This is Exercise 17 of Chapter 6 from Stein and Shakarchi Complex analysis
Let $f$ be an infinitely differentiable function on $\mathbb{R}$ that has compact support, or more generally, let $f$ belongs to the Schwartz space.
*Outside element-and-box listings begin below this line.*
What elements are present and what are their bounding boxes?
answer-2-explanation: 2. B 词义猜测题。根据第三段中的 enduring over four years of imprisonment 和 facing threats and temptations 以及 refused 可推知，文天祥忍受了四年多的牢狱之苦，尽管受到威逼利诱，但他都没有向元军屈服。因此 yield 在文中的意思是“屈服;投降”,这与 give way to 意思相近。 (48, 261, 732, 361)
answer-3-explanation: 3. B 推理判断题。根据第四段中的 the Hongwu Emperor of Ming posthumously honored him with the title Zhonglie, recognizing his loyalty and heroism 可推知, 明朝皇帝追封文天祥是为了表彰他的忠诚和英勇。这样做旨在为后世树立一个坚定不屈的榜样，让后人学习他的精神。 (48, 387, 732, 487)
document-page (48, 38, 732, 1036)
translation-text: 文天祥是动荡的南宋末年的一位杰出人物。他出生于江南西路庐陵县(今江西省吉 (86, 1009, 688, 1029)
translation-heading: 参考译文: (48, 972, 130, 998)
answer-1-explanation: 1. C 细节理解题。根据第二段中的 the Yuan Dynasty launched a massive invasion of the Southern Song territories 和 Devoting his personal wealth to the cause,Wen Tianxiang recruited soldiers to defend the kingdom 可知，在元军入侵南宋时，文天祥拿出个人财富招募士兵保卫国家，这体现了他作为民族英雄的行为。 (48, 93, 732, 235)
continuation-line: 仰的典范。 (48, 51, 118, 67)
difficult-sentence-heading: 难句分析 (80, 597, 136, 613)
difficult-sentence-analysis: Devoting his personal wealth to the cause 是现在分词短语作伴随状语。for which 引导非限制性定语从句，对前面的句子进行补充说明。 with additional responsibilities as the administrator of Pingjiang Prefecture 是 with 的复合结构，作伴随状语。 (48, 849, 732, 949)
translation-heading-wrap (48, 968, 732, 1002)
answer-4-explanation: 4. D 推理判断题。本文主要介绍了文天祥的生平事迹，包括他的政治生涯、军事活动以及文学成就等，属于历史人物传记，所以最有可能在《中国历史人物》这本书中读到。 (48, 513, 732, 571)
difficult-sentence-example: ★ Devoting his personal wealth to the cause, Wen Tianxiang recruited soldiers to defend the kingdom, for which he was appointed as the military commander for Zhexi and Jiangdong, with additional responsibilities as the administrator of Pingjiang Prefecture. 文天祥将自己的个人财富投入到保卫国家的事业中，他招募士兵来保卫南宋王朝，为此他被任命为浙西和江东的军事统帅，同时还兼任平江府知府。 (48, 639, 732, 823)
Consider $$I(s)=\frac{1}{\Gamma(s)}\int^\infty_0 f(x)x^{s-1}\, dx$$ (a) Observe that $I(s)$ is holomorphic for $Re(s)>0$. Prove that $I$ has an analytic continuation as an entire function in the complex plane.
(b) Prove that $I(0)=0$, and more generally $$I(-n)=(-1)^nf^{(n+1)}(0)$$ for all $n\geq 0$.
There is also a hint which tells us to show the formula $$I(s)=\frac{(-1)^k}{\Gamma(s+k)}\int^\infty_0 f^{(k)}(x)x^{s+k-1}\, dx$$ I have no difficulty in showing this and proving part (a), where I used this formula to define $I(s)$ for $Re(s)>-k$.
However, I couldn't prove the second part, not even $I(0)=0$. Let's say $s=0$, then we may choose $k=1$. By $\Gamma(1)=1$ and the fact that $f$ belongs to the Schwartz space (which means $f$ and all its derivatives decay faster than any polynomials), we could obtain $I(0)=f(0)$, which is non-zero in general.
I must have made some mistakes here, because my calculation above doesn't hold for $f(x)=e^{-x^2}$, which I believe satisfy the given conditions.
EDIT: This is likely a typo from the book. $I(0)=f(0)$ and $I(-n)=(-1)^nf^{(n)}(0)$ are the correct answers.
$$\int_0^\infty f(x)x^{s-1}dx=\sum_{k=0}^K \frac{f^{(k)}(0)}{k! (s+k)}+\int_0^1 (f(x)-\sum_{k=0}^K f^{(k)}(0)\frac{x^k}{k!})x^{s-1}dx+\int_1^\infty f(x)x^{s-1}dx$$ The RHS gives the meromorphic continuation to $\Re(s) > -K-1$